Les Athéniens célébraient par des fêtes les anniversaires des victoires qu'ils avaient remportées, et chantaient des hymnes en l'honneur des braves qui les avaient cimentées de

leur sang.

Cette poésie, plus philosophique et plus instructive que l'histoire, parce qu'elle choisit exclusivement de beaux modéles, donnait des leçons de courage et d'honneur. La musique y joignait ses accords, et en assurait tout l'effet par la simplicité même de ses moyens. Aussi, pour conserver å ces hymnes leur influence, les Spartiates proscrivirent avec sévérité les nouveaux systèmes de musique, et, tandis que la Grèce corrompue se préparait à l'esclavage, Sparte demeura

libre.

On trouve dans les Voyages si estimés du jeune Anacharsis trois élégies sur la ruine de Messene. Ces pieces, composées dans le goût antique par le savant Barthélemy, donnent une juste idée des hymnes patriotiques chez les Grecs.

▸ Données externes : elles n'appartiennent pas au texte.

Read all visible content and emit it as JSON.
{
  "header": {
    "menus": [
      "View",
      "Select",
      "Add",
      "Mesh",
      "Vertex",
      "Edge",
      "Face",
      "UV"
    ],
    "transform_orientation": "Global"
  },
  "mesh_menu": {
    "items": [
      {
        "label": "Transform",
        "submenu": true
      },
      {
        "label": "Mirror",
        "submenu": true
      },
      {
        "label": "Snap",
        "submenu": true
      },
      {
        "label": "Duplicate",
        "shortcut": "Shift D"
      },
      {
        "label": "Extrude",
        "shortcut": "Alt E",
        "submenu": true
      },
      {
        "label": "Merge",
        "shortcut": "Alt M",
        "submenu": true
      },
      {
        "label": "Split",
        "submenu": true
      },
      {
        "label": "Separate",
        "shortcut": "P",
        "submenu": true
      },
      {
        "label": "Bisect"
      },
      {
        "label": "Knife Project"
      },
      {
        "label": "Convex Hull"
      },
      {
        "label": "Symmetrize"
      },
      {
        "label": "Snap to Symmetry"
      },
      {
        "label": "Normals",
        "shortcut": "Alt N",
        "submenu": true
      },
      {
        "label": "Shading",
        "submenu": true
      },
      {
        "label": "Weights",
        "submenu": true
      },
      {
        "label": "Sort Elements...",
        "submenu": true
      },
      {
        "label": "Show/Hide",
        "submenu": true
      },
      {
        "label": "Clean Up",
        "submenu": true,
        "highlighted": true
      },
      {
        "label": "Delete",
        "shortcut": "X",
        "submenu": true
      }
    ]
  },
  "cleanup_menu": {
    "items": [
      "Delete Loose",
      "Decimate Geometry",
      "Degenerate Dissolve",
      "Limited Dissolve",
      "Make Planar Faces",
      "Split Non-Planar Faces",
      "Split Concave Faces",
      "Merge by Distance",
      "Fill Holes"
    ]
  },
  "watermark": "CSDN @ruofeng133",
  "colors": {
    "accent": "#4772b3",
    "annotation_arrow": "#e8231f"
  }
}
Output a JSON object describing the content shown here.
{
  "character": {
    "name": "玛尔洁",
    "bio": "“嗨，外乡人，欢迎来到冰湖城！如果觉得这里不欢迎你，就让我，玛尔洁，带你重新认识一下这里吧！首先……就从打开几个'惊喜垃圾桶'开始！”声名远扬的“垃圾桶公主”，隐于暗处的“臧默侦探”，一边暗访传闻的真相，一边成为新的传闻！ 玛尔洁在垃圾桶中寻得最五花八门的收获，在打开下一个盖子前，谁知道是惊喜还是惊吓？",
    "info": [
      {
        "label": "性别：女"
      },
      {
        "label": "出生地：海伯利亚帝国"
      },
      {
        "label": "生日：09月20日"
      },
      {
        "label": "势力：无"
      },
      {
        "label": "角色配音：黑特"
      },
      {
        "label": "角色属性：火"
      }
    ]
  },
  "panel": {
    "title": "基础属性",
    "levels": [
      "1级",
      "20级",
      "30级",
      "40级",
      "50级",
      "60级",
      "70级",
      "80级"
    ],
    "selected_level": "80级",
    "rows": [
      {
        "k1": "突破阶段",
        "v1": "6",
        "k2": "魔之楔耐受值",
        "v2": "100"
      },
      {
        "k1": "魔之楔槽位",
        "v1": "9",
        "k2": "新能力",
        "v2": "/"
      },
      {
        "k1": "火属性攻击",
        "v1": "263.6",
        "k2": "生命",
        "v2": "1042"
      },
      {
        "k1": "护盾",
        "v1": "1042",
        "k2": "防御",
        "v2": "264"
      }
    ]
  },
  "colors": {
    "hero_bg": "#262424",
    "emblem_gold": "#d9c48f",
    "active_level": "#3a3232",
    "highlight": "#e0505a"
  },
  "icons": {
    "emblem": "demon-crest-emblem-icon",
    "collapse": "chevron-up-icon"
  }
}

Les anciens Romains avaient des chants de guerre qu'ils improvisaient au moment du combat; ils chantaient aussi durant la marche des triomphateurs; mais ces inspirations n'avaient d'autre mérite que celui de la circonstance, et n'étaient point adressées à l'immortalité. Sous le premier César, les soldats oserent méler dans leurs refrains les traits de l'épigramme: César était trop grand pour s'offenser du ridicule, ses successeurs furent trop vils pour le permettre. Des lors, dans le sénat, dans l'armée, dans le peuple, tout fut empoisonné de flatterie et de servitude.

Les Phéniciens, les Arabes et les Perses, dont l'origine se perd dans la nuit des temps, et dont l'existence se trouve

mêlée à toutes les époques historiques, conservaient des poésies nationales, qui sans doute contribuèrent, pendant une longue durée, au maintien de leurs mœurs et de leurs usages.

Mais, chez aucun peuple, la muse guerrière ne fut en si grand honneur que parmi les Celtes. Leurs Bardes, qui formaient la seconde classe des Druides, étaient les chantres et les panégyristes des héros. Selon Ammien Marcellin, ils s'accompagnaient de la lyre; on les plaçait au centre des armées : << Viens nous voir combattre et mourir; tu nous chanteras. >> Et le guerrier qui tombait percé de coups, tournait ses regards vers le poète qui devait l'immortaliser. On ne peut concevoir l'empire que les Bardes exerçaient sur ces peuples; c'est par eux que, pendant deux siècles, ils resistèrent à la puissance romaine.

Les Germains eurent aussi des Bardes jusqu'au temps de Charlemagne. Ce prince fit rassembler leurs ouvrages, et les fit traduire en vers latins; mais, après sa mort, ces monumens furent dispersés. Quelques-uns ont été retrouvés, au commencement du seizième siècle, dans des couvens de la Bohême.

Voici un des Bardits que répétaient les Francs à l'approche de l'ennemi :

<< Pharamond! Pharamond! nous avons combattu avec l'épée.

« Nous avons lancé la francisque à deux tranchans; `la sueur tombait du front des guerriers, et ruisselait le long de leurs bras; les aigles et les oiseaux aux pieds jaunes poussaient des cris de joie; le corbeau nageait dans le sang des morts; tout l'Océan n'était qu'une plaie : les vierges ont pleuré long-temps!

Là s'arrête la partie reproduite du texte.